• mesenchymal stem cells;
  • epigenetic;
  • reprogramming;
  • neural cells;
  • neurotrophins;
  • dopamine


A number of recent studies have examined the ability of stem cells derived from different sources to differentiate into dopamine-producing cells and ameliorate behavioural deficits in Parkinsonian models. Recently, using the approach of cell reprogramming by small cell-permeable biological active compounds that involved in the regulation of chromatin structure and function, and interfere with specific cell signalling pathways that promote neural differentiation we have been able to generate neural-like cells from human bone marrow (BM)-derived MSCs (hMSCs). Neurally induced hMSCs (NI-hMSCs) exhibited several neural properties and exerted beneficial therapeutic effect on tissue preservation and locomotor recovery in spinal cord injured rats.
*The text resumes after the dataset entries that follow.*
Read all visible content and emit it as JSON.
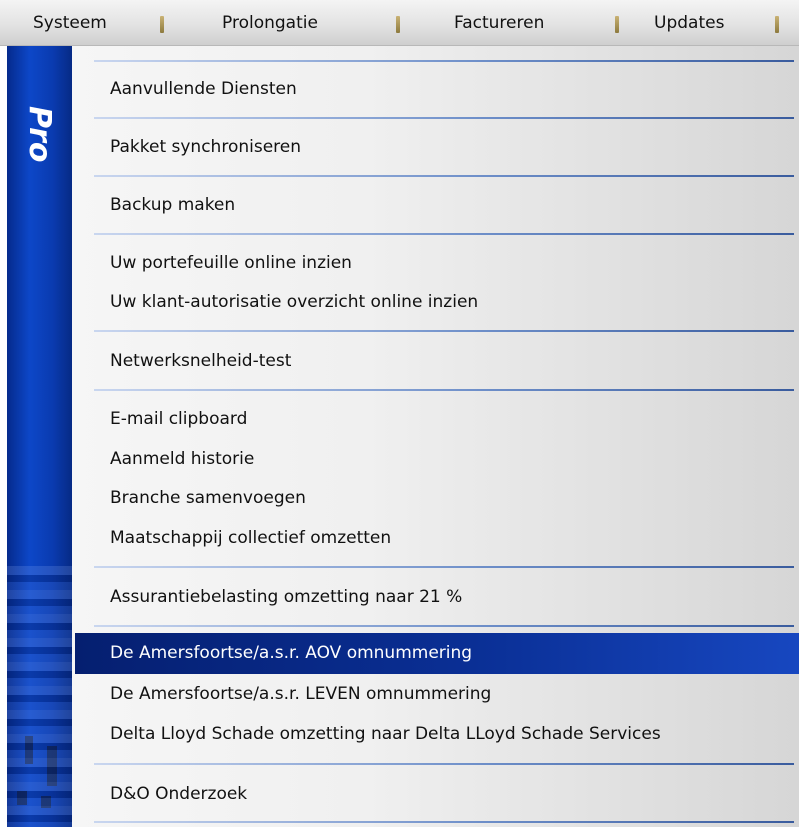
{
  "menubar": {
    "items": [
      {
        "label": "Systeem"
      },
      {
        "label": "Prolongatie"
      },
      {
        "label": "Factureren"
      },
      {
        "label": "Updates"
      }
    ]
  },
  "sidebar": {
    "logo_text": "Pro"
  },
  "dropdown": {
    "items": [
      "Aanvullende Diensten",
      "Pakket synchroniseren",
      "Backup maken",
      "Uw portefeuille online inzien",
      "Uw klant-autorisatie overzicht online inzien",
      "Netwerksnelheid-test",
      "E-mail clipboard",
      "Aanmeld historie",
      "Branche samenvoegen",
      "Maatschappij collectief omzetten",
      "Assurantiebelasting omzetting naar 21 %",
      "De Amersfoortse/a.s.r. AOV omnummering",
      "De Amersfoortse/a.s.r. LEVEN omnummering",
      "Delta Lloyd Schade omzetting naar Delta LLoyd Schade Services",
      "D&O Onderzoek"
    ],
    "highlighted_item": "De Amersfoortse/a.s.r. AOV omnummering"
  },
  "colors": {
    "highlight": "#0a2f95",
    "sidebar": "#0d47c8",
    "separator": "#3a5c9e"
  }
}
In this study, we aimed to determine whether hMSCs neuralized by this approach can generate dopaminergic (DA) neurons. Immunocytochemisty studies showed that approximately 50–60% of NI-hMSCs expressed early and late dopaminergic marker such as Nurr-1 and TH that was confirmed by Western blot. ELISA studies showed that NI-hMSCs also secreted neurotrophins and dopamine. Hypoxia preconditioning prior to neural induction increased hMSCs proliferation, viability, expression TH and the secretion level of dopamine induced by ATP. Taken together, these studies demonstrated that hMSCs neurally modified by this original approach can be differentiated towards DA-like neurons.